I met Samantha because someone advertised Where’s That Satan at the Neil Gaiman discussion Board. A charming girl whose name I cannot pronounce for at the tender age of 21 I still find myself unable to say ‘th’ as it should be said, in my mouth it remains as a ‘v’ or ‘f’. Misty found me through a woman who added about 100 friends to her list one night, we were both among the new additions. To this day I do not know how Ocean of Tears or Crystal found me(maybe I shall ask at some point) but I am forever thankful that they did. Whitewolf was someone I did not know very well but it still saddens me that her account has been deleted. Then there is Erin. Bramble, Kevina, Tim and Matt(chronological order) all came through her. I met Erin through coincidence. Carina Round left a comment here and I believed that a friend was messing with me so a google search was made and my lj came up on the eighth page, somewhere beneath Erin’s. I looked at her profile, yes she likes Carina Round but, to my amazement, she also likes Neil Gaiman, she also lives in Birmingham and from what I read she was a kind, interesting person, a view I hold to this day. There are others on my friends list but they are of little incident, this does not mean of little importance but all of them, bar one, are people I knew before I began chronicling my life here, the exception to that is Neil Gaiman which is a Neil Gaiman community. I do not know if I shall still be in this place in a years time, I can but hope and wish you all well.

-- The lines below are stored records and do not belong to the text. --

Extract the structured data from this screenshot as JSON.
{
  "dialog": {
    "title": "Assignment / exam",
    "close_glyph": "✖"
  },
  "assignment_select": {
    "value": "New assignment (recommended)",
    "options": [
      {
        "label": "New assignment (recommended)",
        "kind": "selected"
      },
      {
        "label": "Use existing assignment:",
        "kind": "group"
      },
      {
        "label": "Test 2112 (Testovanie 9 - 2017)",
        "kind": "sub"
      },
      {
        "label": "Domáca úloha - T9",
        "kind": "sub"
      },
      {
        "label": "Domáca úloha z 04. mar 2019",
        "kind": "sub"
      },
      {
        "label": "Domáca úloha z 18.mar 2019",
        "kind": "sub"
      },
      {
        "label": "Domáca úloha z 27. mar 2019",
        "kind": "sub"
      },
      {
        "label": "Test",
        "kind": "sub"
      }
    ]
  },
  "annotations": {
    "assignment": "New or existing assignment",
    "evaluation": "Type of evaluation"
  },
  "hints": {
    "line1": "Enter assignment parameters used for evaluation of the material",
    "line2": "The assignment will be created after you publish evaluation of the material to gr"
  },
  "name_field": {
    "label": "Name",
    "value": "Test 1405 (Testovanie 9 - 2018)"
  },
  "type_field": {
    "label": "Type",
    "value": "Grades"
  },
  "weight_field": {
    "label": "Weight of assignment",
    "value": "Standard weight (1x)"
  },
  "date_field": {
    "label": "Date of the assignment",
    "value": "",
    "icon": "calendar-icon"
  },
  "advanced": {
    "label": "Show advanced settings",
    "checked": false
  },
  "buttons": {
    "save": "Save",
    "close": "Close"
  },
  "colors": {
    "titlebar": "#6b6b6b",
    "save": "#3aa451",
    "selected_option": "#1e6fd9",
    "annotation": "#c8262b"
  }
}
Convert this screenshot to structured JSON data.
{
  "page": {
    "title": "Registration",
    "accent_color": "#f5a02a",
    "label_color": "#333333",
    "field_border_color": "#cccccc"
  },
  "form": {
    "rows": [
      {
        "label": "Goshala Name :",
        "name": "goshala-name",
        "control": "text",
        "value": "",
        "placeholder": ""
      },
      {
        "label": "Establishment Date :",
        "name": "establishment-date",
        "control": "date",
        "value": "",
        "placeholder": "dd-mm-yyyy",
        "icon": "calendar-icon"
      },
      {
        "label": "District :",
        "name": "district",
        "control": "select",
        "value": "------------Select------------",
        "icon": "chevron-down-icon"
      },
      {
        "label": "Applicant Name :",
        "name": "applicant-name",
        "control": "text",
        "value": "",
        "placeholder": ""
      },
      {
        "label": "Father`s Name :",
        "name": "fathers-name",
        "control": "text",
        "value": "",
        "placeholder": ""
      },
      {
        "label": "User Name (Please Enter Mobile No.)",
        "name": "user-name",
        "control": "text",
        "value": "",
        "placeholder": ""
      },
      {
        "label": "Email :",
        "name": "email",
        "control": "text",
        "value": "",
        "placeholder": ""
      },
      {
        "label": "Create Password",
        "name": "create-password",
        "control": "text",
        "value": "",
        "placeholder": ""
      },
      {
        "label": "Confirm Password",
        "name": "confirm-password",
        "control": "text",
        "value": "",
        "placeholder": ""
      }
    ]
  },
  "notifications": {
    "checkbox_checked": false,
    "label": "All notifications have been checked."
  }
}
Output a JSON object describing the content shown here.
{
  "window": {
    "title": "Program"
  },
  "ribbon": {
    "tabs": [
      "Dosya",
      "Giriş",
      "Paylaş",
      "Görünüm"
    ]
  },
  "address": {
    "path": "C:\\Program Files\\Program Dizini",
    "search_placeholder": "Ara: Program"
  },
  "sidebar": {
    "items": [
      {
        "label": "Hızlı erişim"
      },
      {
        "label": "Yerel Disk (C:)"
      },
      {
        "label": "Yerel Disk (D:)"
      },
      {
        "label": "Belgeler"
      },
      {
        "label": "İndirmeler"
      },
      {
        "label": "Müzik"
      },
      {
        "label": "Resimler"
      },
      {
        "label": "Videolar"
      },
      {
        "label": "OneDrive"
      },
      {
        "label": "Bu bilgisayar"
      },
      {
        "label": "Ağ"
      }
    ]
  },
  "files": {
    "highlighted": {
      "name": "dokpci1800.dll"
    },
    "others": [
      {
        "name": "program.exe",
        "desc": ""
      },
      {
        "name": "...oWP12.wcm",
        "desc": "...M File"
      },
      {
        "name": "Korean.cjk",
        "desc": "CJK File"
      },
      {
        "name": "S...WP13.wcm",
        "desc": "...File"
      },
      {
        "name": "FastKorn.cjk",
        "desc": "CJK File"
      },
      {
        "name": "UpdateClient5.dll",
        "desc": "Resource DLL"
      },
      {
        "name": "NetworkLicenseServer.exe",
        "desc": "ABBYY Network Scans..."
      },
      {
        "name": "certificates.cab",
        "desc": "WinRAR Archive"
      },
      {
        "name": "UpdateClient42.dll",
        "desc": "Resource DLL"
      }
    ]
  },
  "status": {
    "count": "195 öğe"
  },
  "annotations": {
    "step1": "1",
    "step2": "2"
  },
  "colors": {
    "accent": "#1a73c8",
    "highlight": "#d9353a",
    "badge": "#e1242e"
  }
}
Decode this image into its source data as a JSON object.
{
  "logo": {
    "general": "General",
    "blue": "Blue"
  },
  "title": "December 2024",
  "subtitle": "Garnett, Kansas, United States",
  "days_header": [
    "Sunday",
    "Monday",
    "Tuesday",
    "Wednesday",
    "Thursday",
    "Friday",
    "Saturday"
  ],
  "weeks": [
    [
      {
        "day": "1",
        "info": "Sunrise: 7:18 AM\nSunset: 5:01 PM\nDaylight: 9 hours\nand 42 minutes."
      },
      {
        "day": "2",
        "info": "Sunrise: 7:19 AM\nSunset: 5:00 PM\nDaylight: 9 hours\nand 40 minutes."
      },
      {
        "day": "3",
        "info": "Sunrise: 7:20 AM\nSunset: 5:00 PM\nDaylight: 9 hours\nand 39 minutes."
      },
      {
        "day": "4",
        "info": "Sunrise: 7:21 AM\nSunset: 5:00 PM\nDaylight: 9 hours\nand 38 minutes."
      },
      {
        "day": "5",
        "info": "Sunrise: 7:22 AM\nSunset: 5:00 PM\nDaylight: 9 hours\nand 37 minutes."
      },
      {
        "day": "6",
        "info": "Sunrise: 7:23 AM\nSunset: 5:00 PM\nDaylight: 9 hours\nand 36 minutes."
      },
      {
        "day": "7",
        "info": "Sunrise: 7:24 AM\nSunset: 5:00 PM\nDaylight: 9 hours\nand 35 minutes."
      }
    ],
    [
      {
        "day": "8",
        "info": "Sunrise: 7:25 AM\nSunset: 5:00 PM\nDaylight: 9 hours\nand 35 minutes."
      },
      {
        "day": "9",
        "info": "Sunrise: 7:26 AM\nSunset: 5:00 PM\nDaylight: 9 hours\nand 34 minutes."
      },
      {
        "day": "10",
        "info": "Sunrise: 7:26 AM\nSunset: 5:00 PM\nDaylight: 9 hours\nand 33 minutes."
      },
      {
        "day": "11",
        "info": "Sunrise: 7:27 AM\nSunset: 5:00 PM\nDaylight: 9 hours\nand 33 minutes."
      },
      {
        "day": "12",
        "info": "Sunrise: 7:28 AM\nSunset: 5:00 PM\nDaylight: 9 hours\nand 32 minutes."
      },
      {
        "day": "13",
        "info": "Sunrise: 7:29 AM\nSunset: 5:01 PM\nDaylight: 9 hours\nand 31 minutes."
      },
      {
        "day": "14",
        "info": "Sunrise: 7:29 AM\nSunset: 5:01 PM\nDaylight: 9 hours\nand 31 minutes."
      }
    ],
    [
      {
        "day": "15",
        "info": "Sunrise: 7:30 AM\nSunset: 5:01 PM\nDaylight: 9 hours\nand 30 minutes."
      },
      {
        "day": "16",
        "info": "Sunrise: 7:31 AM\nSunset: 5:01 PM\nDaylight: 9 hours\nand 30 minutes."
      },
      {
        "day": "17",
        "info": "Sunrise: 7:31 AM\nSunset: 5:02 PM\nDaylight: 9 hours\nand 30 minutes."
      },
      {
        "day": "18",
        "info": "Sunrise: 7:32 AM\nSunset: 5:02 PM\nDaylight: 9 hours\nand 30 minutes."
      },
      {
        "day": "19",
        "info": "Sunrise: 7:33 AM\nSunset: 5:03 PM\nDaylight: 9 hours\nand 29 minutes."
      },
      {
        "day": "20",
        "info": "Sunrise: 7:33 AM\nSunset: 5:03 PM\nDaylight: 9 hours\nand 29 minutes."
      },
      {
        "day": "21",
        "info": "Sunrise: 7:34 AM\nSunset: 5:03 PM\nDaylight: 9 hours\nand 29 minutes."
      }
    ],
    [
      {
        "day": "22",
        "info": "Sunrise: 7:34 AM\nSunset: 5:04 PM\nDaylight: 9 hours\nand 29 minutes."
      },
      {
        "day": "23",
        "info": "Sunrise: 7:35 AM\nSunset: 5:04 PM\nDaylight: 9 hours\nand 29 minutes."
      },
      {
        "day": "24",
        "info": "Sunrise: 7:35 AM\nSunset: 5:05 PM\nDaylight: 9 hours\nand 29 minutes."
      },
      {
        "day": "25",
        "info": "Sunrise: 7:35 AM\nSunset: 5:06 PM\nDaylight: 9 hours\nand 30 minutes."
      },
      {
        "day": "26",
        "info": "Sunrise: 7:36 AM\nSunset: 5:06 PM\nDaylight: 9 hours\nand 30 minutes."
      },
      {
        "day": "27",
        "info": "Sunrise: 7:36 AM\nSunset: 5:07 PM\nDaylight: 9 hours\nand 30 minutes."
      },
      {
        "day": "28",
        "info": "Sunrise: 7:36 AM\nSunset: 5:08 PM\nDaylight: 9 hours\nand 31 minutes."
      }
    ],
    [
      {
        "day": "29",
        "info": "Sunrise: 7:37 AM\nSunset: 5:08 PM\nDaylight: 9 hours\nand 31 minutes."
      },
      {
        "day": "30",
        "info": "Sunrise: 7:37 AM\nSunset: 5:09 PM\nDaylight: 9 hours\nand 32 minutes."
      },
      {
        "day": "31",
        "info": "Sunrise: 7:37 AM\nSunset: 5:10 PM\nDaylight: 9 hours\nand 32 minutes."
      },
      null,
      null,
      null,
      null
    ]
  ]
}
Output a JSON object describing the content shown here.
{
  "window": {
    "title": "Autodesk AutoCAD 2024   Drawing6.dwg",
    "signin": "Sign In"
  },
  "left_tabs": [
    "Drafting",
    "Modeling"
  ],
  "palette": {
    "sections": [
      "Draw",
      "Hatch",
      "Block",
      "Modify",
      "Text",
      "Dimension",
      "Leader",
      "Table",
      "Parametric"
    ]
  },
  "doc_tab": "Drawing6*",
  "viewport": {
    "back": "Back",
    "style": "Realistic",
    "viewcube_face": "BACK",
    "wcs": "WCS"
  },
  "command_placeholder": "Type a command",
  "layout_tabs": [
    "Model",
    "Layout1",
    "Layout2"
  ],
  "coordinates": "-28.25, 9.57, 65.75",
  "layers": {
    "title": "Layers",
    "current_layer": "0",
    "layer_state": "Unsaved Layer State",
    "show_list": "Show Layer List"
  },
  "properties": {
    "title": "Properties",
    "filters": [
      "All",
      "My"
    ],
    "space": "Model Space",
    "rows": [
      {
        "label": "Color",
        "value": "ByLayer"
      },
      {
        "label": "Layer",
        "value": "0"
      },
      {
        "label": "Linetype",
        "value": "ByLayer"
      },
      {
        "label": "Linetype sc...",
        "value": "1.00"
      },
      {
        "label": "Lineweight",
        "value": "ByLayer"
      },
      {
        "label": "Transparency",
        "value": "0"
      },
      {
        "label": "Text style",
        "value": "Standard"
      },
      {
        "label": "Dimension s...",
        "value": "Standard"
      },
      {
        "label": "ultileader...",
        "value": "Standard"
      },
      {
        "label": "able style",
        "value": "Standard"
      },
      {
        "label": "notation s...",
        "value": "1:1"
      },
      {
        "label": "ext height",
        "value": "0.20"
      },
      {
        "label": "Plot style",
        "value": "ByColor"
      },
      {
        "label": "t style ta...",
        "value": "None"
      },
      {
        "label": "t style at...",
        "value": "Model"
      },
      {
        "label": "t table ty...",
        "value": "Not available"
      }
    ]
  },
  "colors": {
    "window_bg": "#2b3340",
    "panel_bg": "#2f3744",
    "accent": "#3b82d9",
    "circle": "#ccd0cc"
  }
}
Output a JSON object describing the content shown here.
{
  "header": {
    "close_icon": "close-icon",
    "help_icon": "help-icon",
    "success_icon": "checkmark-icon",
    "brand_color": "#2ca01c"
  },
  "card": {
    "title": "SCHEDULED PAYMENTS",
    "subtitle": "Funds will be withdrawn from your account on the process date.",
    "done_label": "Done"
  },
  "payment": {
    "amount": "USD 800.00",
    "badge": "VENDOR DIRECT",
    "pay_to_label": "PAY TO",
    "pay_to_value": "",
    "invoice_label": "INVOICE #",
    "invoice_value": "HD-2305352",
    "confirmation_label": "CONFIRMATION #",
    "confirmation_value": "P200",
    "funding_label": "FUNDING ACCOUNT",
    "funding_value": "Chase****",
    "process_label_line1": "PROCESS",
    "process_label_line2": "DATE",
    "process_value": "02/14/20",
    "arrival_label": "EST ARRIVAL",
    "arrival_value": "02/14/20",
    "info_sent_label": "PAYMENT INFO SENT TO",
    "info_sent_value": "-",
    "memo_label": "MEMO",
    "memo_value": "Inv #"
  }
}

“You know I care about you right? All of you? From those who lead a normal life to those who need professional help and regular sedation. You get that right?”

I return to finish writing this entry after working for a while and I find myself filled with a sense of inner peace and calm that I have not felt in some time, I know that this will not last forever but I shall enjoy it for now.

“Gods come and go, stars flicker and die but from here I can pretend.”

Thank you all for giving me, giving my life a feeling of validation that at times seems to be missing. Now I ask one thing of you, at some point during the days ahead raise a glass to flight. Drink to life and not settling.

“Those unforgettable days. For them I live.”